L’italianità pouvait venir de Fabio Luisi, au pupitre, très contesté par le public. Fabio Luisi l’italien, tout comme Bertrand de Billy le français, n’est pas prophète en son pays. Ces deux chefs dirigent partout sauf chez eux. Affaire de choix, mais aussi de réseaux sans doute. Luisi est un chef de bonne facture, qui sait tenir un orchestre, mais qui n’est cependant pas un grand inventeur (tout comme de Billy…), peut-être aurait-il fallu pour cette Tosca plus d’idées nouvelles, qui collent à la vision sulfureuse de Bondy. Quand un directeur donnera-t-il une Tosca à Ingo Metzmacher?…
Il faudrait bien sûr être dans la salle pour mieux juger: ce fut un beau moment de chant et de théâtre, un grand moment? pas vraiment…mais on ne peut tout avoir à la fois.
Toutes les photos sont prises sur le site du Nationaltheater (dans la Galerie sur Tosca)

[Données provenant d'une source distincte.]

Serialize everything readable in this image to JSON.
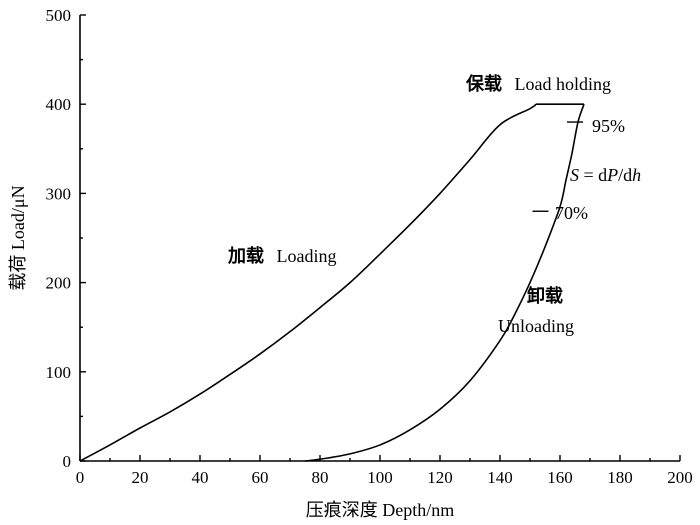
{
  "chart_data": {
    "type": "line",
    "xlabel": "压痕深度 Depth/nm",
    "ylabel": "载荷 Load/μN",
    "xlim": [
      0,
      200
    ],
    "ylim": [
      0,
      500
    ],
    "xticks": [
      0,
      20,
      40,
      60,
      80,
      100,
      120,
      140,
      160,
      180,
      200
    ],
    "yticks": [
      0,
      100,
      200,
      300,
      400,
      500
    ],
    "grid": false,
    "series": [
      {
        "name": "Loading",
        "x": [
          0,
          10,
          20,
          30,
          40,
          50,
          60,
          70,
          80,
          90,
          100,
          110,
          120,
          130,
          140,
          150,
          152
        ],
        "y": [
          0,
          18,
          37,
          55,
          75,
          97,
          120,
          145,
          172,
          200,
          232,
          265,
          300,
          338,
          377,
          395,
          400
        ]
      },
      {
        "name": "Load holding",
        "x": [
          152,
          160,
          168
        ],
        "y": [
          400,
          400,
          400
        ]
      },
      {
        "name": "Unloading",
        "x": [
          168,
          166,
          164,
          162,
          160,
          155,
          150,
          145,
          140,
          130,
          120,
          110,
          100,
          90,
          80,
          75
        ],
        "y": [
          400,
          380,
          345,
          315,
          285,
          240,
          200,
          165,
          135,
          90,
          58,
          35,
          18,
          8,
          2,
          0
        ]
      }
    ],
    "annotations": [
      {
        "cn": "保载",
        "en": "Load holding",
        "x": 152,
        "y": 418
      },
      {
        "cn": "加载",
        "en": "Loading",
        "x": 50,
        "y": 228
      },
      {
        "cn": "卸载",
        "en": "Unloading",
        "x": 140,
        "y": 183
      },
      {
        "label": "95%",
        "x": 165,
        "y": 380
      },
      {
        "label": "70%",
        "x": 153.5,
        "y": 280
      },
      {
        "label": "S = dP/dh"
      }
    ]
  }
}
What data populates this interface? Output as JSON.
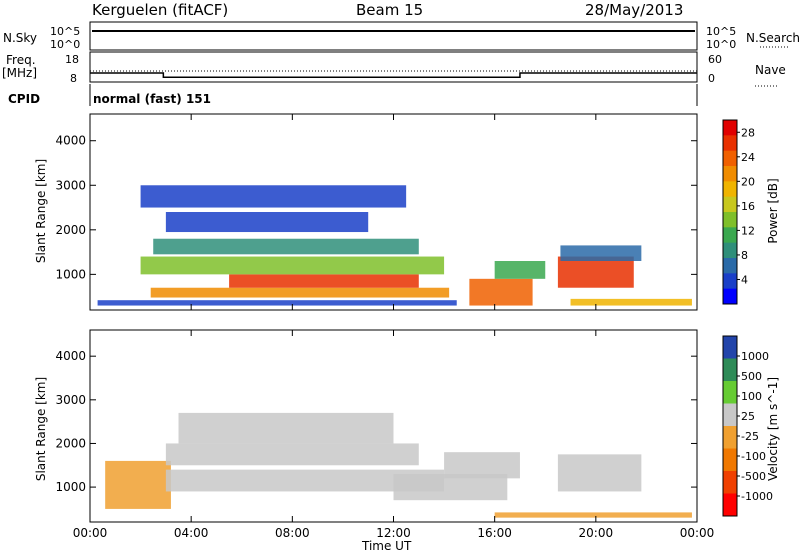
{
  "header": {
    "station": "Kerguelen (fitACF)",
    "beam": "Beam 15",
    "date": "28/May/2013"
  },
  "noise_panel": {
    "left_label": "N.Sky",
    "left_ticks": [
      "10^5",
      "10^0"
    ],
    "right_ticks": [
      "10^5",
      "10^0"
    ],
    "right_label": "N.Search"
  },
  "freq_panel": {
    "left_label_1": "Freq.",
    "left_label_2": "[MHz]",
    "left_ticks": [
      "18",
      "8"
    ],
    "right_ticks": [
      "60",
      "0"
    ],
    "right_label": "Nave",
    "freq_mhz": [
      {
        "from": 0.0,
        "to": 2.9,
        "value": 11.0
      },
      {
        "from": 2.9,
        "to": 17.0,
        "value": 9.6
      },
      {
        "from": 17.0,
        "to": 24.0,
        "value": 11.0
      }
    ],
    "nave": 22
  },
  "cpid_panel": {
    "label": "CPID",
    "mode": "normal (fast) 151"
  },
  "chart_data": [
    {
      "type": "heatmap",
      "title": "",
      "xlabel": "Time UT",
      "ylabel": "Slant Range [km]",
      "xlim": [
        0,
        24
      ],
      "ylim": [
        200,
        4600
      ],
      "x_ticks": [
        "00:00",
        "04:00",
        "08:00",
        "12:00",
        "16:00",
        "20:00",
        "00:00"
      ],
      "y_ticks": [
        "1000",
        "2000",
        "3000",
        "4000"
      ],
      "colorbar": {
        "label": "Power [dB]",
        "ticks": [
          "4",
          "8",
          "12",
          "16",
          "20",
          "24",
          "28"
        ],
        "range": [
          0,
          30
        ],
        "colors": [
          "#0000ff",
          "#1a3fc8",
          "#2a6aa8",
          "#2f8f7a",
          "#3aa84f",
          "#7fbf2a",
          "#c8c81e",
          "#f0b400",
          "#f08c00",
          "#f06000",
          "#e83000",
          "#e00000"
        ]
      },
      "regions": [
        {
          "t0": 0.3,
          "t1": 14.5,
          "r0": 300,
          "r1": 420,
          "value": 4
        },
        {
          "t0": 2.4,
          "t1": 14.2,
          "r0": 480,
          "r1": 700,
          "value": 22
        },
        {
          "t0": 5.5,
          "t1": 13.0,
          "r0": 700,
          "r1": 1000,
          "value": 26
        },
        {
          "t0": 2.0,
          "t1": 14.0,
          "r0": 1000,
          "r1": 1400,
          "value": 14
        },
        {
          "t0": 2.5,
          "t1": 13.0,
          "r0": 1450,
          "r1": 1800,
          "value": 8
        },
        {
          "t0": 3.0,
          "t1": 11.0,
          "r0": 1950,
          "r1": 2400,
          "value": 4
        },
        {
          "t0": 2.0,
          "t1": 12.5,
          "r0": 2500,
          "r1": 3000,
          "value": 4
        },
        {
          "t0": 15.0,
          "t1": 17.5,
          "r0": 300,
          "r1": 900,
          "value": 24
        },
        {
          "t0": 16.0,
          "t1": 18.0,
          "r0": 900,
          "r1": 1300,
          "value": 12
        },
        {
          "t0": 18.5,
          "t1": 21.5,
          "r0": 700,
          "r1": 1400,
          "value": 26
        },
        {
          "t0": 18.6,
          "t1": 21.8,
          "r0": 1300,
          "r1": 1650,
          "value": 6
        },
        {
          "t0": 19.0,
          "t1": 23.8,
          "r0": 300,
          "r1": 450,
          "value": 18
        }
      ]
    },
    {
      "type": "heatmap",
      "title": "",
      "xlabel": "Time UT",
      "ylabel": "Slant Range [km]",
      "xlim": [
        0,
        24
      ],
      "ylim": [
        200,
        4600
      ],
      "x_ticks": [
        "00:00",
        "04:00",
        "08:00",
        "12:00",
        "16:00",
        "20:00",
        "00:00"
      ],
      "y_ticks": [
        "1000",
        "2000",
        "3000",
        "4000"
      ],
      "colorbar": {
        "label": "Velocity [m s^-1]",
        "ticks": [
          "1000",
          "500",
          "100",
          "25",
          "-25",
          "-100",
          "-500",
          "-1000"
        ],
        "range": [
          -1200,
          1200
        ],
        "colors": [
          "#ff0000",
          "#f04000",
          "#f07800",
          "#f0a030",
          "#c8c8c8",
          "#66cc33",
          "#2e8b57",
          "#2244aa"
        ]
      },
      "regions": [
        {
          "t0": 0.6,
          "t1": 3.2,
          "r0": 500,
          "r1": 1600,
          "value": -200
        },
        {
          "t0": 3.0,
          "t1": 14.0,
          "r0": 900,
          "r1": 1400,
          "value": 0
        },
        {
          "t0": 3.0,
          "t1": 13.0,
          "r0": 1500,
          "r1": 2000,
          "value": 0
        },
        {
          "t0": 3.5,
          "t1": 12.0,
          "r0": 2000,
          "r1": 2700,
          "value": 0
        },
        {
          "t0": 12.0,
          "t1": 16.5,
          "r0": 700,
          "r1": 1300,
          "value": 150
        },
        {
          "t0": 14.0,
          "t1": 17.0,
          "r0": 1200,
          "r1": 1800,
          "value": 0
        },
        {
          "t0": 18.5,
          "t1": 21.8,
          "r0": 900,
          "r1": 1750,
          "value": 0
        },
        {
          "t0": 16.0,
          "t1": 23.8,
          "r0": 300,
          "r1": 420,
          "value": -150
        }
      ]
    }
  ]
}
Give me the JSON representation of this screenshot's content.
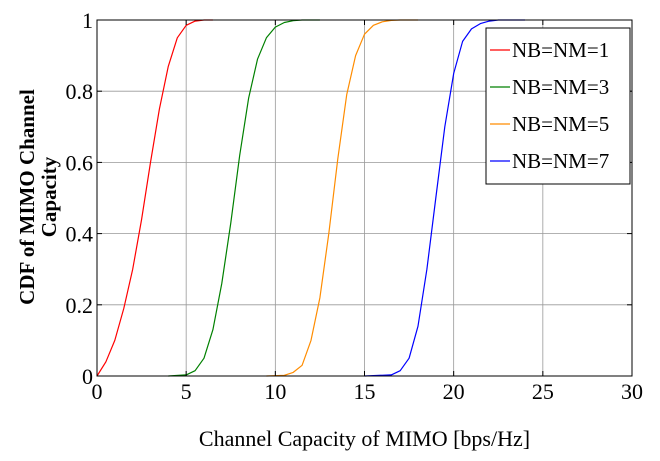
{
  "chart_data": {
    "type": "line",
    "title": "",
    "xlabel": "Channel Capacity of MIMO [bps/Hz]",
    "ylabel_lines": [
      "CDF of MIMO Channel",
      "Capacity"
    ],
    "xlim": [
      0,
      30
    ],
    "ylim": [
      0,
      1
    ],
    "xticks": [
      0,
      5,
      10,
      15,
      20,
      25,
      30
    ],
    "xtick_labels": [
      "0",
      "5",
      "10",
      "15",
      "20",
      "25",
      "30"
    ],
    "yticks": [
      0,
      0.2,
      0.4,
      0.6,
      0.8,
      1
    ],
    "ytick_labels": [
      "0",
      "0.2",
      "0.4",
      "0.6",
      "0.8",
      "1"
    ],
    "grid": true,
    "legend_position": "top-right",
    "series": [
      {
        "name": "NB=NM=1",
        "color": "#ff0000",
        "x": [
          0,
          0.5,
          1,
          1.5,
          2,
          2.5,
          3,
          3.5,
          4,
          4.5,
          5,
          5.5,
          6,
          6.5
        ],
        "y": [
          0,
          0.04,
          0.1,
          0.19,
          0.3,
          0.44,
          0.6,
          0.75,
          0.87,
          0.95,
          0.985,
          0.997,
          1,
          1
        ]
      },
      {
        "name": "NB=NM=3",
        "color": "#008000",
        "x": [
          4,
          5,
          5.5,
          6,
          6.5,
          7,
          7.5,
          8,
          8.5,
          9,
          9.5,
          10,
          10.5,
          11,
          11.5,
          12,
          12.5
        ],
        "y": [
          0,
          0.003,
          0.015,
          0.05,
          0.13,
          0.26,
          0.43,
          0.62,
          0.78,
          0.89,
          0.95,
          0.98,
          0.993,
          0.998,
          1,
          1,
          1
        ]
      },
      {
        "name": "NB=NM=5",
        "color": "#ff8c00",
        "x": [
          9.5,
          10.5,
          11,
          11.5,
          12,
          12.5,
          13,
          13.5,
          14,
          14.5,
          15,
          15.5,
          16,
          16.5,
          17,
          18
        ],
        "y": [
          0,
          0.002,
          0.01,
          0.03,
          0.1,
          0.22,
          0.4,
          0.61,
          0.79,
          0.9,
          0.96,
          0.985,
          0.995,
          0.999,
          1,
          1
        ]
      },
      {
        "name": "NB=NM=7",
        "color": "#0000ff",
        "x": [
          15,
          16.5,
          17,
          17.5,
          18,
          18.5,
          19,
          19.5,
          20,
          20.5,
          21,
          21.5,
          22,
          22.5,
          23,
          24
        ],
        "y": [
          0,
          0.003,
          0.015,
          0.05,
          0.14,
          0.3,
          0.5,
          0.7,
          0.85,
          0.94,
          0.975,
          0.99,
          0.997,
          1,
          1,
          1
        ]
      }
    ]
  }
}
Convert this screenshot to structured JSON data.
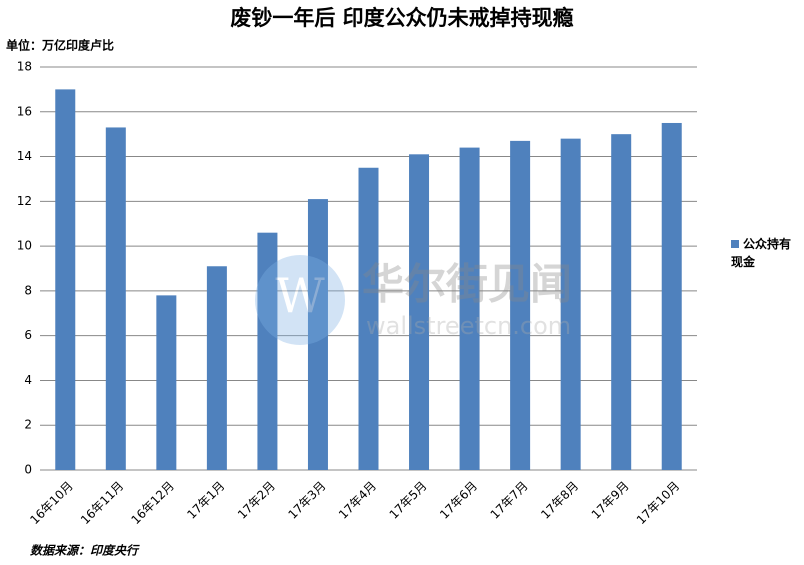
{
  "chart_data": {
    "type": "bar",
    "title": "废钞一年后 印度公众仍未戒掉持现瘾",
    "unit_label": "单位：万亿印度卢比",
    "source": "数据来源：印度央行",
    "watermark": [
      "华尔街见闻",
      "wallstreetcn.com"
    ],
    "categories": [
      "16年10月",
      "16年11月",
      "16年12月",
      "17年1月",
      "17年2月",
      "17年3月",
      "17年4月",
      "17年5月",
      "17年6月",
      "17年7月",
      "17年8月",
      "17年9月",
      "17年10月"
    ],
    "series": [
      {
        "name": "公众持有现金",
        "color": "#4f81bd",
        "values": [
          17.0,
          15.3,
          7.8,
          9.1,
          10.6,
          12.1,
          13.5,
          14.1,
          14.4,
          14.7,
          14.8,
          15.0,
          15.5
        ]
      }
    ],
    "ylim": [
      0,
      18
    ],
    "yticks": [
      0,
      2,
      4,
      6,
      8,
      10,
      12,
      14,
      16,
      18
    ],
    "grid": true,
    "legend": "right"
  }
}
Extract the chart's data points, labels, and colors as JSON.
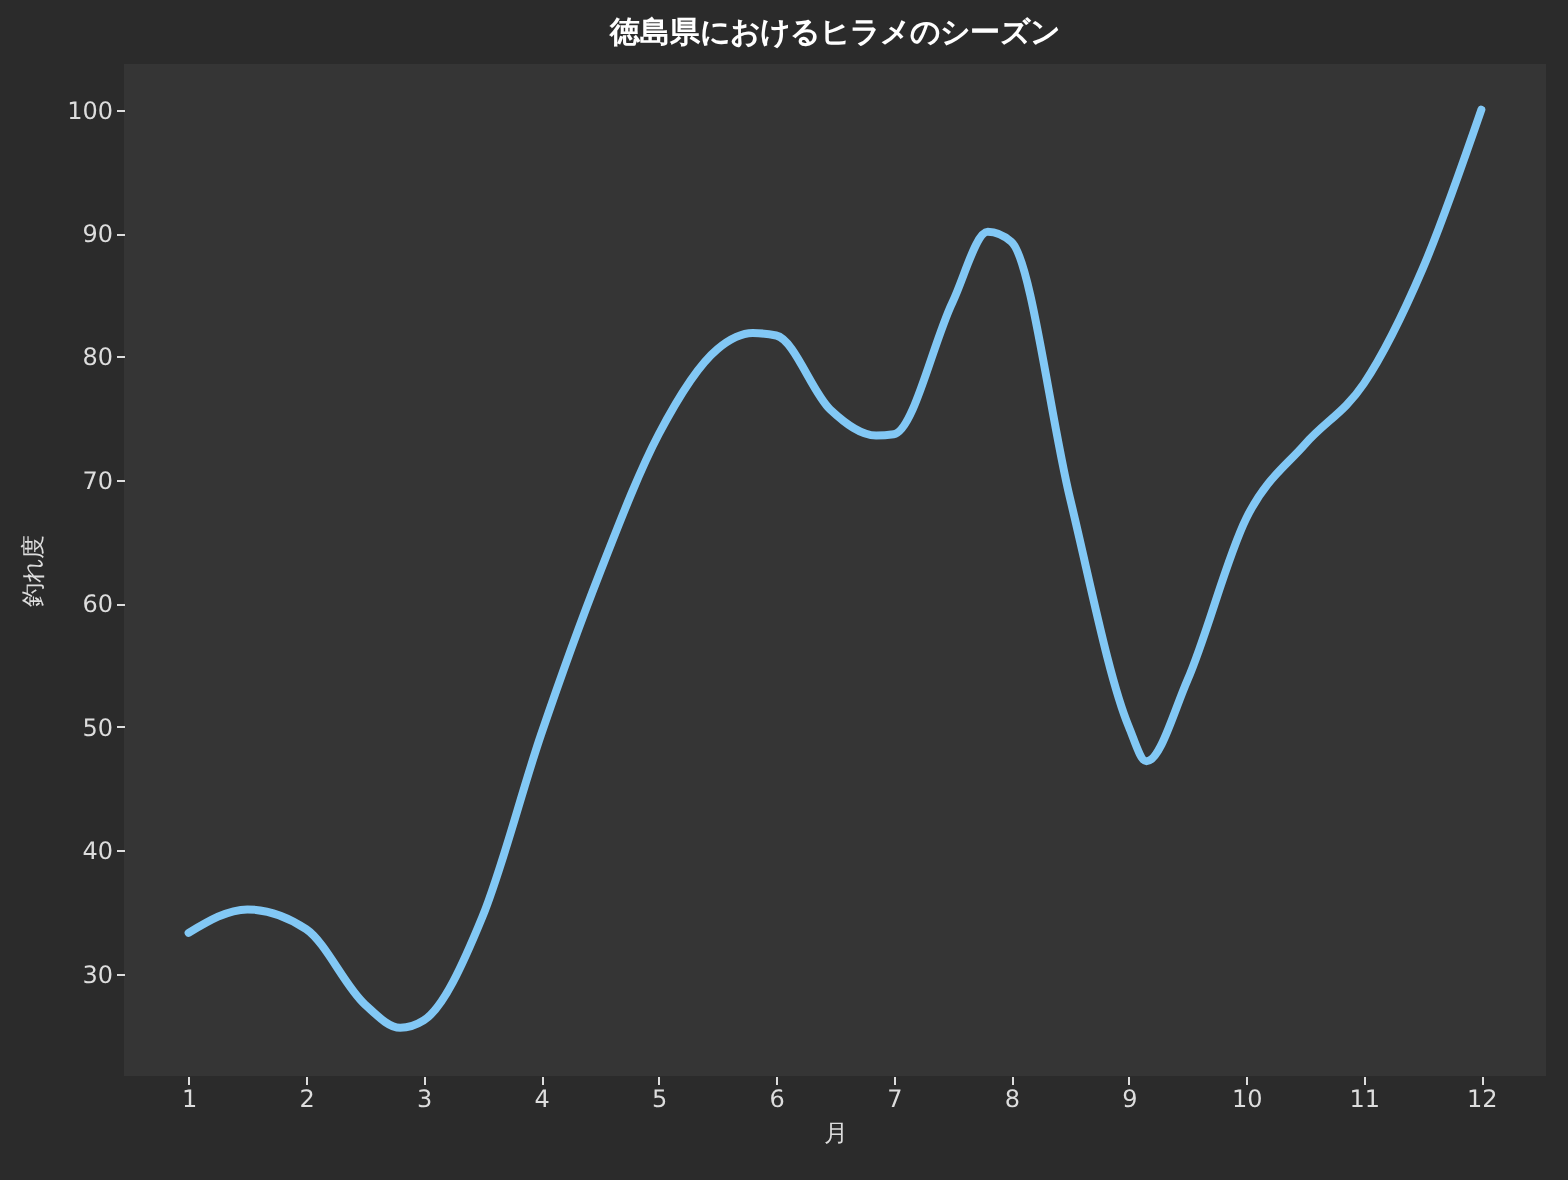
{
  "chart_data": {
    "type": "line",
    "title": "徳島県におけるヒラメのシーズン",
    "xlabel": "月",
    "ylabel": "釣れ度",
    "x": [
      1,
      1.5,
      2,
      2.5,
      2.8,
      3,
      3.5,
      4,
      4.5,
      5,
      5.5,
      5.8,
      6,
      6.46,
      6.85,
      7,
      7.5,
      7.8,
      8,
      8.5,
      9,
      9.15,
      9.5,
      10,
      10.5,
      11,
      11.5,
      12
    ],
    "series": [
      {
        "color": "#82c8f5",
        "values": [
          33.3,
          35.2,
          33.6,
          27.5,
          25.6,
          26.2,
          34.6,
          49.4,
          62.5,
          73.7,
          80.6,
          81.9,
          81.7,
          75.7,
          73.6,
          73.7,
          84.4,
          90.1,
          89.3,
          68.5,
          50,
          47.2,
          53.8,
          66.9,
          72.9,
          77.8,
          87.1,
          100
        ]
      }
    ],
    "xlim": [
      0.45,
      12.55
    ],
    "ylim": [
      21.7,
      103.7
    ],
    "xticks": [
      1,
      2,
      3,
      4,
      5,
      6,
      7,
      8,
      9,
      10,
      11,
      12
    ],
    "yticks": [
      30,
      40,
      50,
      60,
      70,
      80,
      90,
      100
    ],
    "grid": false,
    "marker": "none",
    "line_style": "solid"
  }
}
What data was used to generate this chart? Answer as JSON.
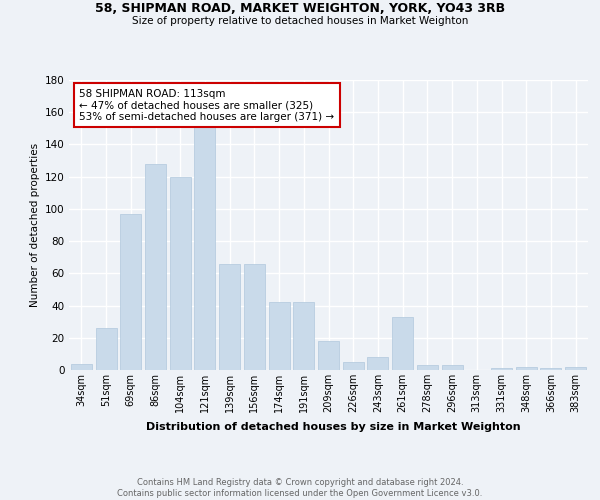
{
  "title1": "58, SHIPMAN ROAD, MARKET WEIGHTON, YORK, YO43 3RB",
  "title2": "Size of property relative to detached houses in Market Weighton",
  "xlabel": "Distribution of detached houses by size in Market Weighton",
  "ylabel": "Number of detached properties",
  "bar_labels": [
    "34sqm",
    "51sqm",
    "69sqm",
    "86sqm",
    "104sqm",
    "121sqm",
    "139sqm",
    "156sqm",
    "174sqm",
    "191sqm",
    "209sqm",
    "226sqm",
    "243sqm",
    "261sqm",
    "278sqm",
    "296sqm",
    "313sqm",
    "331sqm",
    "348sqm",
    "366sqm",
    "383sqm"
  ],
  "bar_values": [
    4,
    26,
    97,
    128,
    120,
    151,
    66,
    66,
    42,
    42,
    18,
    5,
    8,
    33,
    3,
    3,
    0,
    1,
    2,
    1,
    2
  ],
  "bar_color": "#c9daea",
  "bar_edge_color": "#b0c8dc",
  "annotation_text": "58 SHIPMAN ROAD: 113sqm\n← 47% of detached houses are smaller (325)\n53% of semi-detached houses are larger (371) →",
  "annotation_box_color": "#ffffff",
  "annotation_box_edge": "#cc0000",
  "ylim": [
    0,
    180
  ],
  "yticks": [
    0,
    20,
    40,
    60,
    80,
    100,
    120,
    140,
    160,
    180
  ],
  "bg_color": "#eef2f7",
  "grid_color": "#ffffff",
  "footer": "Contains HM Land Registry data © Crown copyright and database right 2024.\nContains public sector information licensed under the Open Government Licence v3.0."
}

Le direct d’ Arte a sauté pendant près de 30 minutes !
Et il y avait un problème de son (synchronisation ?).
Sinon, au milieu de tous ces problèmes, j’ai apprécié Kaufmann qui est un chanteur fabuleux (un peu l’antithèse de Alagna).
Dommage que l’âge et le physique de Mattila n’étaient pas crédibles. Même si elle chante très bien !
Je crois que, le jour de la retransmission, le final a été loupé : normalement, dans cette mise en scène (que j’avais vue au cinéma en direct de NY), Tosca se jette bien du château. Retenue par des fils invisibles, elle restait suspendue une ou deux secondes dans les airs au-dessus du vide et le noir se faisait. C’était assez saisissant. Soit l’effet n’a pas fonctionné ce soir-là, soit il a été supprimé, mais c’est dommage. Un beau moment malgré tout et une belle mise en scène en effet.